Photo:taken by Alexandre Severo of a 2006 protest by the Landless Workers Movement in Brazil in a shanty town named after Chico Mendes in São Lourenço da Mata, Brazil, following threats of eviction by the landowning company. .
Photo:taken by Alexandre Severo of a 2006 protest by the Landless Workers Movement in Brazil in a shanty town named after Chico Mendes in São Lourenço da Mata, Brazil, following threats of eviction by the landowning company. .

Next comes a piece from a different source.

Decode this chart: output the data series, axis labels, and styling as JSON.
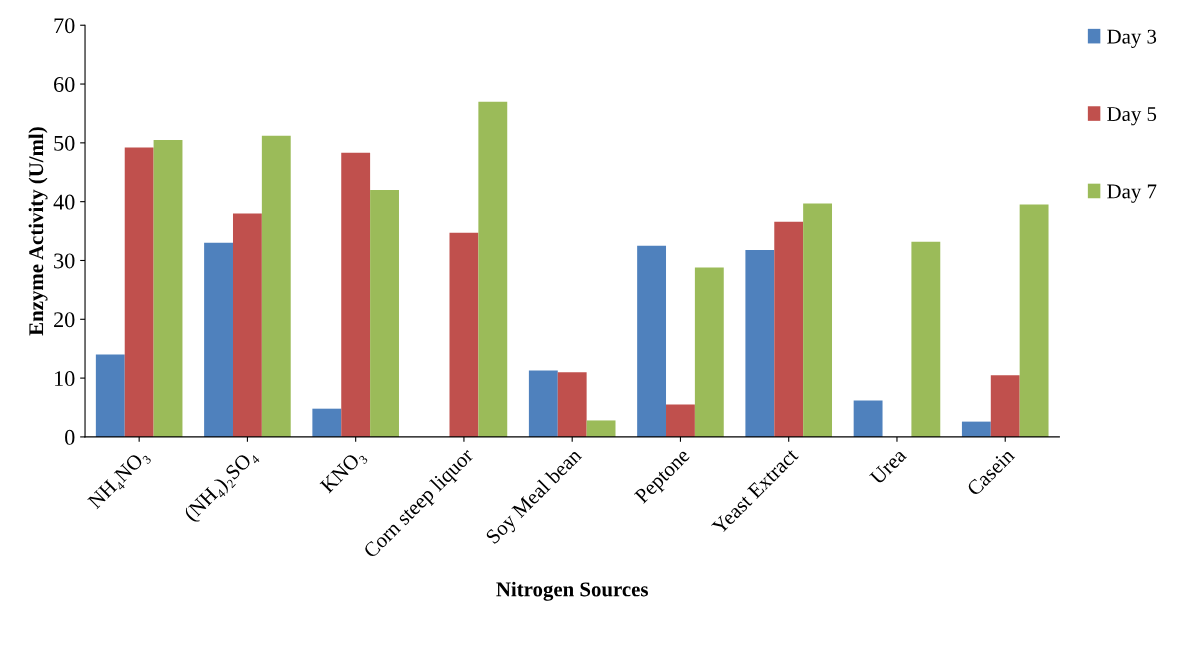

If you've been visiting the main site, you may have seen the item on the discussion we've got coming up on 15th January: The Chico Mendes Legacy. It's free, but places are limited, so book early. See here for details of how to attend. Chico Mendes' daughter Elenira Mendes, who witnessed his father's assassination by political opponents twenty years ago, will be talking about the importance of her father's achievements. Also on the panel will be composer Jonathan Dove, Greenpeace's Charlie Kronick, designer and all-round provocateur Vivienne Westwood and director Paul Heritage of the Young Vic/People's Palace Projects.
Chico Mendes is often sainted as "a rainforest campaigner", which, yes, he was, but that label confuses what that Chico Mendes legacy is. Mendes came from a family of rubber tappers; he started work tapping trees himself at the age of nine. When, in the 1970s, the big ranch landowners from south of the Amazon started forcing rubber tappers off the land to chop down the forest, murdering families and burning out villages, he initiated the fightback. His ability to inspire and organise was extraordinary. Facing landowners who didn't much care if the tappers who had worked forest rubber trees for generations died in the clearances, he responded with peaceful activism. His famous "empates" were groups of people who would gather in such numbers whenever the chainsaws arrived and surround the hired workers until they were forced to retreat.
As a result of a mass march on Brasilia, the government agreed in 1985 to create a series of rubber reserves in the rainforest. These were no-go areas for the deforesters, kept for those who maintained a living from the trees. This has become the model for how to preserve rainforest in Brazil - through creating sustainable communities who work with the local environment rather than destory it.
I suspect the lesson of why Mendes' movement had such force and popular appeal is that it wasn't just an "eco" movement. It was above all a popular attempt to maintain a standard of living for tens of thousands of people, and that movement figured out a great sustainable development model.
At the moment road to COP15 is paved with good intentions but from what has been happening recently in Brussels and Poznan the green movement is being regarded as just one special interest group among many rather than an unstoppable popular clamour. Green politics are still regarded as the preserve of the Prius-driving veg box buyers. ( Where There's A Protest There's Probably A 'Posh Kid'.)
Of course the other thing is there's nothing like the threat of bulldozers, chainsaws and guns to unite a popular movement. Climate change doesn't have such a tangible enemy.